As many now know the process of change in the 1960s was chaotic, altering different parts of the Mass and Office with no discernible pattern to the flux. The "1965 Missal" some like Fr Kocik of New Liturgical Movement and the blogger over at Southern Orders tout actually came about, more or less, with Inter Oecumenici in 1964. During my university days our library had a "1962 editio typica" printed in 1964 with all manner of alterations: vernacular at the strangest points, rubrics for combining orations, optional prayers before the altar, instructions for lay readers, the new Communion rite, and no Johannine prologue. Far from being the "Traditional Latin Mass" with some vernacular, the 1962 Missal 2.0 that was 1964 is very clunky and lacking in elegance. The changes were formalized with a new typical edition in 1965.

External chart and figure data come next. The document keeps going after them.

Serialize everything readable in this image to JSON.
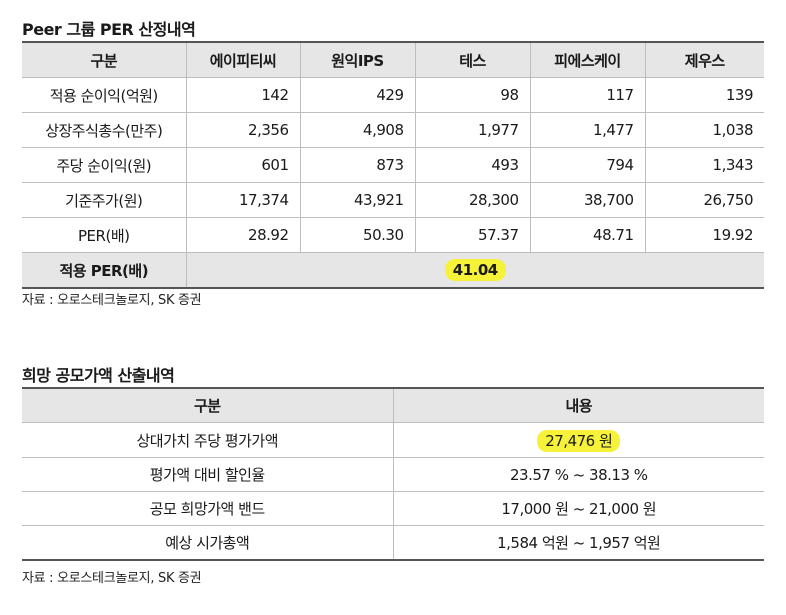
{
  "per_section": {
    "title": "Peer 그룹 PER 산정내역",
    "headers": [
      "구분",
      "에이피티씨",
      "원익IPS",
      "테스",
      "피에스케이",
      "제우스"
    ],
    "rows": [
      {
        "label": "적용 순이익(억원)",
        "values": [
          "142",
          "429",
          "98",
          "117",
          "139"
        ]
      },
      {
        "label": "상장주식총수(만주)",
        "values": [
          "2,356",
          "4,908",
          "1,977",
          "1,477",
          "1,038"
        ]
      },
      {
        "label": "주당 순이익(원)",
        "values": [
          "601",
          "873",
          "493",
          "794",
          "1,343"
        ]
      },
      {
        "label": "기준주가(원)",
        "values": [
          "17,374",
          "43,921",
          "28,300",
          "38,700",
          "26,750"
        ]
      },
      {
        "label": "PER(배)",
        "values": [
          "28.92",
          "50.30",
          "57.37",
          "48.71",
          "19.92"
        ]
      }
    ],
    "applied_per": {
      "label": "적용 PER(배)",
      "value": "41.04"
    },
    "source": "자료 : 오로스테크놀로지, SK 증권"
  },
  "price_section": {
    "title": "희망 공모가액 산출내역",
    "headers": [
      "구분",
      "내용"
    ],
    "rows": [
      {
        "label": "상대가치 주당 평가가액",
        "value": "27,476 원"
      },
      {
        "label": "평가액 대비 할인율",
        "value": "23.57 % ~ 38.13 %"
      },
      {
        "label": "공모 희망가액 밴드",
        "value": "17,000 원 ~ 21,000 원"
      },
      {
        "label": "예상 시가총액",
        "value": "1,584 억원 ~ 1,957 억원"
      }
    ],
    "source": "자료 : 오로스테크놀로지, SK 증권"
  },
  "colors": {
    "highlight": "#f6f23a",
    "header_bg": "#e6e6e6"
  }
}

However it seems that the 1962 2.0 rite was celebrated very briefly with the same amount of vernacular as the 1965. Here is an old article from a paper called Catholic Northwest Progress detailing the vernacularization of the extant liturgy. The title given to the rites for receiving Holy Communion, "Eucharistic Banquet," hardly confirms the Reform of the Reform thesis that the change process did not need to go as far as it did. By this time many if not most clergy were celebrating versus populum and many had begun giving Communion in the hand. A few extreme elements concocted their own anaphoras and introduced female altar boys.
Most interesting to the Rad Trad is that permission to pray the Office in vernacular had to be obtained from the local bishop, but celebrations involving the laity imparted automatic permission. Ironically the easier standards for praying the Divine Office in vernacular coincided with a decline in the Office's popular celebration. In major cities most large churches would still pray Vespers on Sundays. In a few years nearly none would. The vernacularization meant no tones or melodies for singing the 1960/1964 Office and the Liturgia Horarum is almost entirely un-singable, with its large blocks of text meant to be read and its lack of antiphonal musics. Vernacular killed the Divine Office. Section II of the article linked above calls vernacular the "greatest possibility of scandal." There is nothing wrong with vernacular in the liturgy in the Rad Trad's opinion, but it was rare in the Roman tradition, disturbed many people, and was executed in the absolute worst way possible.